Cumhuriyet'e gelene kadar

Fotoğraf: Envato

Paylaş

Atı alan Üsküdar’ı geçti.

Ülkede basın özgürlüğü zaten eser madde şekline indirgenmişti.

15 Temmuz darbe girişimiyle hesaplaşmak bahanesi ve OHAL pervasızlığıyla bir günde yüzlerce basın yayın kuruluşunun kapatılabildiği günlerden geçtik.

Sadece Temmuz ayında, OHAL gerekçesiyle 18 televizyon kanalı, 3 haber ajansı, 23 radyo, 45 gazete, 29 yayınevi ve 15 dergi kapatılmıştı. Bu yayın organlarına kilit vurulmasına neden olan kanun hükmünde kararnameye göre, kapatılan gazete ve dergilerle yayınevlerinin, dağıtım şirketlerinin, özel radyo ve televizyonların her türlü mal varlığı alacak ve haklarıyla birlikte devlet hazinesine devredilmişti.

Temmuz ayında kapatılan ve yayınları durdurulan bu yayın organlarının büyük çoğunluğu ‘darbeci cemaate’ ait kuruluşlar olduğundan olsa gerek, hiç kimse çıkıp da basın özgürlüğüne darbe vuruldu filan diyemedi.

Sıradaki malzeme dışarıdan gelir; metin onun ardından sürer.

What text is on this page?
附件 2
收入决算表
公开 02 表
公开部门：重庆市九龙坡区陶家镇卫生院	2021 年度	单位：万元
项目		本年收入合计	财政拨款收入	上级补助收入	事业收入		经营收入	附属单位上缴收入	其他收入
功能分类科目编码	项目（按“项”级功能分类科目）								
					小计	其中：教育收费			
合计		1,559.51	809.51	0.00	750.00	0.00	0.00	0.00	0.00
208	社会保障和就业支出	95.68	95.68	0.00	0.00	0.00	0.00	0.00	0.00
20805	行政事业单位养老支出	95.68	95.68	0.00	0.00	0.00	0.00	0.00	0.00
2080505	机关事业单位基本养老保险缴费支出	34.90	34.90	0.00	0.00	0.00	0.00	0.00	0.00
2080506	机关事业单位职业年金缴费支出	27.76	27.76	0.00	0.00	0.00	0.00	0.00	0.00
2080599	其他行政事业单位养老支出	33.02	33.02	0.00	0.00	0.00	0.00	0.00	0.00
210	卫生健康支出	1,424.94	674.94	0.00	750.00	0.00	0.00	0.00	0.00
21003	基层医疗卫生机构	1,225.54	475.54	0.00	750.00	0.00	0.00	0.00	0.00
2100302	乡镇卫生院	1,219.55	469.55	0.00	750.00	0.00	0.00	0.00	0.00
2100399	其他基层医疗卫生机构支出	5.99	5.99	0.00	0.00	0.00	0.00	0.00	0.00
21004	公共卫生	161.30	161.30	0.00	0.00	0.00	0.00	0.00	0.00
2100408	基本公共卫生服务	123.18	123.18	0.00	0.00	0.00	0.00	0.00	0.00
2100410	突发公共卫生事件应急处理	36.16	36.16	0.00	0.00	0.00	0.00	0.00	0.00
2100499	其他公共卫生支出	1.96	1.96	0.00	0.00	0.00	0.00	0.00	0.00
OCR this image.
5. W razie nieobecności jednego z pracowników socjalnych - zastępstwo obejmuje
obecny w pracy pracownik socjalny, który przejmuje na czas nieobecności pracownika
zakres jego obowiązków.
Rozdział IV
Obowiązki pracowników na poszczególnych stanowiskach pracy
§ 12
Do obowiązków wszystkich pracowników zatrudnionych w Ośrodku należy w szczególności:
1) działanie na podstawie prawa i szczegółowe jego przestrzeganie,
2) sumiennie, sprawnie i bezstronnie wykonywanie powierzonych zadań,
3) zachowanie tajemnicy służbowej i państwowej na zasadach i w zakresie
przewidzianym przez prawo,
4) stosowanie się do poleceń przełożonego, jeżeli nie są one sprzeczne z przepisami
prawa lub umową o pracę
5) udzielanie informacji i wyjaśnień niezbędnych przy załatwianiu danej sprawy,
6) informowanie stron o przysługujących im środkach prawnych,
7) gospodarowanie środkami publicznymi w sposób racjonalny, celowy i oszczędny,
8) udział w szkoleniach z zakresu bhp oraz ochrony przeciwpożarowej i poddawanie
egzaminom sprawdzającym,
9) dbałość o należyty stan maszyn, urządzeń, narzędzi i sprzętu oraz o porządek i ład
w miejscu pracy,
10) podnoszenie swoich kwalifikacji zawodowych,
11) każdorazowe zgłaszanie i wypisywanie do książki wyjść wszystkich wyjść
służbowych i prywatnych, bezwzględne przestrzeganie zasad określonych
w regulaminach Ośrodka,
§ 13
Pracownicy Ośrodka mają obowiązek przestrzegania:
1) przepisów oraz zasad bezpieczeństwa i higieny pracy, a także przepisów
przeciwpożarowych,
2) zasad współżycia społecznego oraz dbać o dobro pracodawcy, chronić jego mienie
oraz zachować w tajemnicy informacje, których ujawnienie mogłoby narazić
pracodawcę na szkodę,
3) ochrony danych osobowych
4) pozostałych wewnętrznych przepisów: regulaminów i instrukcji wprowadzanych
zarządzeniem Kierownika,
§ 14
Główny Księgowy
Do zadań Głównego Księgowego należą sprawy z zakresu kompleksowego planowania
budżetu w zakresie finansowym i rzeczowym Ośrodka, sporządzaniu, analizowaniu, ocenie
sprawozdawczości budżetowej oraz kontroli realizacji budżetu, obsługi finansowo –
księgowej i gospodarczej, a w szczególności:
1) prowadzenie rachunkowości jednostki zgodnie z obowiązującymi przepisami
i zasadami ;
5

Korku dağları sarmıştı.

Bu kurumlarda çalışan 2000’in üzerinde basın emekçisi işsizliğe mahkum edilirken, 100’ün üzerinde gazeteci de cezaevine girmişti bile.
Her şey bu kadarla kalmadı. Ekim ayında RTÜK üyeleri beraberlerindeki polislerle İMC TV, Hayatın Sesi, TV10 ve Özgür Radyo’nun İstanbul’daki ofislerine giderek bu kanalları zorla kapattı. Bunu takip eden birkaç gün içinde RTÜK yetkilileri, bu kez de kısmen Kürtçe yayın yapan Özgür Gün TV, Azadi TV, Jiyan TV, Van TV. Denge TV haber kanallarıyla Kürtçe çocuk kanalı Zarok TV’ye yine polislerle birlikte giderek bu TV kanallarını da tamamen kapattı. İMC TV, 5 Ekim günü bir açıklama yaparak kurumun yayın ekipmanlarına ve kanala ait mülklere el konulduğunu ve mal varlıklarının TRT’ye devredileceğini duyurdu.

Ekim ayında kapatılan ve mal varlıklarına el konulan bu kanallar da solcu ve Kürdî kanallar olduklarından olsa gerek, bu hukuksuzluk kamuoyunda büyük bir infial yaratmadı. Ne de olsa düşünce ve ifade özgürlüğü engellenen kesim ulusalcı ve devletçi ‘çoğunluktan’ değildi. Varsın sesleri kısılsındı.

Ama her şey bununla kalmadı tabii. Geçenlerde yine Sınır Tanımayan Gazeteciler Örgütünün Türkiye Temsilcisi Erol Önderoğlu’nun hazırladığı BİA Medya Gözlem Raporu yayımlandı. Rapor temmuz, ağustos, eylül 2016 dönemini kapsıyor. Rapora göre, Türkiye iki yıl aradan sonra yeniden ‘Dünyanın en büyük gazeteci hapishanesi’ haline geldi, basın özgürlüğü ve şeffaflığa dair uluslararası göstergelerde en gerilerde yer aldı.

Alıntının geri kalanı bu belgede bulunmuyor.